On a very practical level, if I am to disassociate myself too far from these attackers, I am simply denying the reality that I advertently or inadvertently participate in the daily incarceration of other harmless black South Africans. Forget racist thoughts and words – I have become good at hiding those – my very existence as a white South African represents a coffin in which I unwittingly, daily place people.
The point that I am making is that this violent, act of racism can and should be viewed as a powerful metaphor for the subtler, often unsighted ways that black people are entombed in our nation. Of course, it is easier to direct my outrage at these men from Middleburg (and of course I do). But if that’s where I stop, then I have failed to learn the lessons of the parable that this man suffered so greatly to provide me; I have failed to interrogate my culpability in keeping scores of ordinary black people entombed by racism. And what are these tombs? Yes, they can be brazen and obvious; the Penny Sparrow tomb of indignity for example. But they are usually far subtler: my denial of my white privilege, my wish that we could “move on” from blaming apartheid; my subtle satisfaction at black people who say life was better before democracy, my intimation that whites ran the country better; my denial of white influence and supremacy especially in business.
In case you feel that I am being unnecessarily hard on myself, think again.

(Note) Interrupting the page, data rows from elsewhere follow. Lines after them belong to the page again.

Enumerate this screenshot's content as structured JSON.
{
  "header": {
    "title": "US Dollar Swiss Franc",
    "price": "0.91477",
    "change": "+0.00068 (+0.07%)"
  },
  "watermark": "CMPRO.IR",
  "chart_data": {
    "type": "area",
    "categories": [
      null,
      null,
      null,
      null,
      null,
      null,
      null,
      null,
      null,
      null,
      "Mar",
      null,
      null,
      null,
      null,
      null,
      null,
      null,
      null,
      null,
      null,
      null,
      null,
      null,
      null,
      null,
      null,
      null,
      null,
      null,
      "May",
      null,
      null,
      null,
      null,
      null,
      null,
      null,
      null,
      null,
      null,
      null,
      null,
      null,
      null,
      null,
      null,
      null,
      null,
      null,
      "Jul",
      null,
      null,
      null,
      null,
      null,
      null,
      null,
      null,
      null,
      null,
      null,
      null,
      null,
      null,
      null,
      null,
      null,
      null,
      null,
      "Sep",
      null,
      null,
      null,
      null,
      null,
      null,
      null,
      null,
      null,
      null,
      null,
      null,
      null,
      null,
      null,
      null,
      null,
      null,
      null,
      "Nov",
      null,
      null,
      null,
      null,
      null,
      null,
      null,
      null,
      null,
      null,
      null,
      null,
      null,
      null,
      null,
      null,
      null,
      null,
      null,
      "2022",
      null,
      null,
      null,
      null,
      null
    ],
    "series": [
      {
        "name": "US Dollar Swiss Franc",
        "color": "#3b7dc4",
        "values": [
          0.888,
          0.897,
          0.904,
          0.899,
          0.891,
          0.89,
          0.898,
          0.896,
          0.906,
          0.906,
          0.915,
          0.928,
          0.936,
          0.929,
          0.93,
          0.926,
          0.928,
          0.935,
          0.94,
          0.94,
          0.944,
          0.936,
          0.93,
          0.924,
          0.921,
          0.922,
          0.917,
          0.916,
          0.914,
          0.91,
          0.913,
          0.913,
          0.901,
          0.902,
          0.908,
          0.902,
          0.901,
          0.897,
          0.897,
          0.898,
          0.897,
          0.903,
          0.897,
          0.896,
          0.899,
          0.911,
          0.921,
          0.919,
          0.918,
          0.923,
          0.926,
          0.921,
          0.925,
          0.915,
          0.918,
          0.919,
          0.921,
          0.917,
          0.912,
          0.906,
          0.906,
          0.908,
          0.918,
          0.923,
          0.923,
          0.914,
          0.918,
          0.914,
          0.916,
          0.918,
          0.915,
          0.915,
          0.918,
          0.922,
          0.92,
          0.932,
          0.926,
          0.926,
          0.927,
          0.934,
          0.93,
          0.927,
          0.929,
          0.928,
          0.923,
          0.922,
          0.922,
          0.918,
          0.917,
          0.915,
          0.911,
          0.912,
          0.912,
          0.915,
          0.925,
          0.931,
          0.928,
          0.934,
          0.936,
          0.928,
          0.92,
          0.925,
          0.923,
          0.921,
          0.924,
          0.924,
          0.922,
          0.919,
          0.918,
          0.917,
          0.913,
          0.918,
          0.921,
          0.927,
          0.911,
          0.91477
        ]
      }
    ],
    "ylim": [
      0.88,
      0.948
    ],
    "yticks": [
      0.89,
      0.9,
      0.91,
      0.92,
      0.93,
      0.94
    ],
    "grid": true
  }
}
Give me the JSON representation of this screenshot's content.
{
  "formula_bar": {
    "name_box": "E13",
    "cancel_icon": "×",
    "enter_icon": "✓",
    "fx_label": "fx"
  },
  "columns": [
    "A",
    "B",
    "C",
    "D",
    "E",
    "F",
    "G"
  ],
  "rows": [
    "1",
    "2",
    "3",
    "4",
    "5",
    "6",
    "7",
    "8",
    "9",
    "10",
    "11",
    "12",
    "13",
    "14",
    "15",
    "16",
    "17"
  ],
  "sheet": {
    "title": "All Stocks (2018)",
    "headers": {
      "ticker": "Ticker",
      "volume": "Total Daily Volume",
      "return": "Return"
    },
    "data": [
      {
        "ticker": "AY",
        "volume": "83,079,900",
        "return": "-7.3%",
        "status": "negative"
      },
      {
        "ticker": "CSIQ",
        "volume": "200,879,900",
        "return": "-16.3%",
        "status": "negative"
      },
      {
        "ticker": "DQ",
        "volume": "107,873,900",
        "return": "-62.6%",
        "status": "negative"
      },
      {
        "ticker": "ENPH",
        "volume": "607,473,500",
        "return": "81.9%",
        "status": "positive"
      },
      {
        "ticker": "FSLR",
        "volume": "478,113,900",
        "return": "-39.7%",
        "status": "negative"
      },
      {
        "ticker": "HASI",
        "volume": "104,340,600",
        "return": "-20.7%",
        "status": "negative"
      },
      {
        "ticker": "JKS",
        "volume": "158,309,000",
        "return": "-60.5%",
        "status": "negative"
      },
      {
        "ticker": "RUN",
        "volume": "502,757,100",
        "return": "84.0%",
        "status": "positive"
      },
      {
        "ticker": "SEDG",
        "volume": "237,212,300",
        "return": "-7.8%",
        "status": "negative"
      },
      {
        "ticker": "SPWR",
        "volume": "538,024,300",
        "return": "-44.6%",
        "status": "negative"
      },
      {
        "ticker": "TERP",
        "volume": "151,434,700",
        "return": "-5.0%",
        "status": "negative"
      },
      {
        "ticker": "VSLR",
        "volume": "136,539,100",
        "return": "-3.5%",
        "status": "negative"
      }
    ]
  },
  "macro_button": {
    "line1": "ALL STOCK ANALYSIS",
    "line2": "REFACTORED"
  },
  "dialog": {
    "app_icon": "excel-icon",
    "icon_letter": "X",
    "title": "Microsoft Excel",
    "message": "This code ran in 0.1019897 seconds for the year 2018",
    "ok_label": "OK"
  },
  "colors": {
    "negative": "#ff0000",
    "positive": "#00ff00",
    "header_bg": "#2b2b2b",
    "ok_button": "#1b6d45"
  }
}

As a white person living in South Africa, if I stubbornly insist on not doing the hard, humbling and often harrowing inside work that will radically unseat my “white in shining armour/white-is-right” attitude (I am steering clear of using the r-word here – though I am a racist in recovery – so I can avoid my all-too-easy “I am not a racist!” retort) from the very core of who I am, it will sooner-or-later be done for me. Will this be enacted violently by Julius Malema and his supporters? Could be. But it will more likely be in the form of a slow but deliberate erosion of the everyday supremacy and power of the white person; a certain squeezing into a coffin of our own if you like. If you are white, you are probably feeling this squeeze already. Is this a good reason to adjust my attitude and behaviours? Well, it is one good reason.
I am not trying to incite fear here – in fact, quite the contrary. I am suggesting that if I intentionally, actively address my own inherited racism and white superiority and, dare I say it, my white entitlement to that superiority through, firstly, admitting it, then I will cease to lock people in coffins. I am suggesting that as a white person living in South Africa, I have an opportunity to answer a case against me well. If I do this daily and diligently, loving wholeheartedly until love breaks my arrogant, stiff-necked self, then I can be as great a catalyst for healing and restoration as I have been for suffering and division. Only then will we find the harmony and peace we so need and long for.
Justin Foxton is founder of The Peace Agency.
This column is dedicated to the memory of 17-year-old Anene Booysens: gang raped, mutilated and murdered, and our Mozambican brother Emmanuel Josias Sithole: beaten and stabbed to death.